Abortion provision causes stir as House, Senate comb through budget

Associated Press
Tuesday, June 13, 2017

New Hampshire House and Senate budget negotiators combed through competing two-year spending plans Monday, but it was an anti-spending provision on abortion that caused a stir.

A conference committee is working to reconcile differences between the $11.8 billion budget passed by the Senate and an $11.9 billion proposal backed by the House Finance Committee but ultimately rejected by the full House when a small group of conservative Republicans voted with Democrats.

In a late-night session last month, the Senate added language to its version prohibiting the state from giving money to health care facilities to provide abortions. Republicans argued the language simply codifies current practice under federal law, but Democrats called it an attack on women’s reproductive rights.

“Because federal law already prohibits the use of tax dollars on abortion services, this amendment is a political statement, not a budget statement,” said Rep. Mary Jane Wallner, a Democrat from Concord and one of the conference committee members.

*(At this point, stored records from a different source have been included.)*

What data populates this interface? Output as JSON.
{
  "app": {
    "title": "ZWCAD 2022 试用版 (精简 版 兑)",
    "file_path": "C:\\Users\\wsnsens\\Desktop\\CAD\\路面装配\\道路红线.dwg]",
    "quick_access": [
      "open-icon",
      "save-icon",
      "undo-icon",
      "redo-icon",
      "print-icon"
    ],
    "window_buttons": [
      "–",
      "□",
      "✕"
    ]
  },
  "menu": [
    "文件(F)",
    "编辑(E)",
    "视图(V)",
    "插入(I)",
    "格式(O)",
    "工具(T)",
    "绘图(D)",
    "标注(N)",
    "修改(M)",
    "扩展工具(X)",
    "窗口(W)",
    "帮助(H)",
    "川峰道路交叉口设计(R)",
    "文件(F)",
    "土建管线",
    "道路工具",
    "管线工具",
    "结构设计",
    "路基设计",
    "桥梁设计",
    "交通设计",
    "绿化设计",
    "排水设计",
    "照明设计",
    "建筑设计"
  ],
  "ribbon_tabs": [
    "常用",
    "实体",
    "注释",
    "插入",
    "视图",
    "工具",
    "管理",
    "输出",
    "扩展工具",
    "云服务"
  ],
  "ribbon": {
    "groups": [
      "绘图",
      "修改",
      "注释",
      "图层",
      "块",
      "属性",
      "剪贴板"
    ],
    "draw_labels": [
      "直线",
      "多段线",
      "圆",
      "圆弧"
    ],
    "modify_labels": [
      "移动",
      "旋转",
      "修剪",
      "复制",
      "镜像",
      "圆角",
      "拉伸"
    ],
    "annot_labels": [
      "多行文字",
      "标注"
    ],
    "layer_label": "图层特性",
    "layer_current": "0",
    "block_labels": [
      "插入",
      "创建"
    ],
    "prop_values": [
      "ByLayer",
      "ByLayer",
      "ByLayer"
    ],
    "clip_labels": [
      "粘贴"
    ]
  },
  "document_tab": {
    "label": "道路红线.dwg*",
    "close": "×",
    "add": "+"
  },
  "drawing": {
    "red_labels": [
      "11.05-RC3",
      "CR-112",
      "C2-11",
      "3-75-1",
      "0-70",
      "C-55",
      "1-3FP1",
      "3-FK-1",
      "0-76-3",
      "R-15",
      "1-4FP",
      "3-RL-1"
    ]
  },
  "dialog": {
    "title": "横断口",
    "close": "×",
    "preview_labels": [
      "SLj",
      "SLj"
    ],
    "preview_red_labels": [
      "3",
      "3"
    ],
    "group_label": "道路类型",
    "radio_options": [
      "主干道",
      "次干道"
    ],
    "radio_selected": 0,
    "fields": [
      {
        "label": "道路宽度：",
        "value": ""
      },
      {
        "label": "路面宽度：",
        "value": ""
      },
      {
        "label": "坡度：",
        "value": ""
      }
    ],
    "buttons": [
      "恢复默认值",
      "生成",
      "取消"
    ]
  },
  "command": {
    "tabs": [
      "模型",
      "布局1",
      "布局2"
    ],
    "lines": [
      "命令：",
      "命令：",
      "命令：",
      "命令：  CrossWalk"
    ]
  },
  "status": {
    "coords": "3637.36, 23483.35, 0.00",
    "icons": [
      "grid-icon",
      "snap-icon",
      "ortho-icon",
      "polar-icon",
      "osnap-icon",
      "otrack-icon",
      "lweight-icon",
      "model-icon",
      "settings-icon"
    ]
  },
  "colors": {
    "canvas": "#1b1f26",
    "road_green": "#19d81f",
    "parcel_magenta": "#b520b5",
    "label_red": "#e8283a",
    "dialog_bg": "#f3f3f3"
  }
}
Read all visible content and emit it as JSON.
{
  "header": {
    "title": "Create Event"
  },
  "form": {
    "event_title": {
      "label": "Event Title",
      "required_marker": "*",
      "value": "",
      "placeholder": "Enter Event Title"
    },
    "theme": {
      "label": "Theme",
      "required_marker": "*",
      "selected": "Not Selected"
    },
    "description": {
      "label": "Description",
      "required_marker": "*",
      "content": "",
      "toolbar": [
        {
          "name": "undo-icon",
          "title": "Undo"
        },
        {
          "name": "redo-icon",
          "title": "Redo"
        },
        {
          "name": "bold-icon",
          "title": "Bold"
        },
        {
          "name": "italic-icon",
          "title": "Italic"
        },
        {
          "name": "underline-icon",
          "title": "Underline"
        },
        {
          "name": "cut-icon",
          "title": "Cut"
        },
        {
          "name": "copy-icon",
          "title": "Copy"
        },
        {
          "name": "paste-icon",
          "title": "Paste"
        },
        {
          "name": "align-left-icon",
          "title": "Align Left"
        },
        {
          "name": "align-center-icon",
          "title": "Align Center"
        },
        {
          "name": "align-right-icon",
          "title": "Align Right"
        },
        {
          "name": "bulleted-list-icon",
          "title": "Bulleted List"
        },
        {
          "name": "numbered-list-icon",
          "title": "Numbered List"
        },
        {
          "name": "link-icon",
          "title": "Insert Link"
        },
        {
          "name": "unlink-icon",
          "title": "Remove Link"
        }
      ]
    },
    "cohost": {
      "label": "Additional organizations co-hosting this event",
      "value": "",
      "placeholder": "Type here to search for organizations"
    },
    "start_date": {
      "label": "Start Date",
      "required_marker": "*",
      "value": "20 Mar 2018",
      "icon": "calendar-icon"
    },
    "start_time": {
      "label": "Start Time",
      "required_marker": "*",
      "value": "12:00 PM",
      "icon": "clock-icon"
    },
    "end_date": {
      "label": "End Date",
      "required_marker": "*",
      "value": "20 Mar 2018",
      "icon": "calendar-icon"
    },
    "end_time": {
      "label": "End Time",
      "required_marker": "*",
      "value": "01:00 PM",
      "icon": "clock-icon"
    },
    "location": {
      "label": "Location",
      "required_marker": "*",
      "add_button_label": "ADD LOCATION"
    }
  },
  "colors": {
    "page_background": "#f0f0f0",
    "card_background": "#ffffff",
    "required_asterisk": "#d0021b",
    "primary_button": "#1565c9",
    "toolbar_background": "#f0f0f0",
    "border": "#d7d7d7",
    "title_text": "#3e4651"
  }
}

Rep. Katherine Rogers, another Concord Democrat, said that reproductive rights are one of the strongest tenets of the Democratic Party and that she would vote against the budget if the provision remains in the final proposal.

“They’ll be lucky if they get three Democratic votes,” she said.

Monday afternoon was the group’s second meeting. Members started by spending several hours listing all the items that still need further discussion, ranging from mental health programs to education to substance abuse treatment.

They then approved a boost in spending for state domestic violence crisis centers to $1 million over the biennium and cut a proposed $600,000 increase for New Hampshire Legal Assistance.

Most of the decisions were worked out behind closed doors and then presented in public. A plan to double the percentage of state alcohol profits going to a substance abuse treatment fund was approved and a portion of the money will still be earmarked for the Boys & Girls Club.

Despite some representatives’ objections, the committee opted to strike a welfare-to-work program from the budget.

“I know there are a number of work programs in the state, but this one was specifically designed around a very special population of people who need help,” Wallner said, referencing the program known as Gateway to Work.

“I share your concerns and I agree with you,” Republican Rep. Neal Kurk of Weare responded. “But we couldn't convince the Senate.”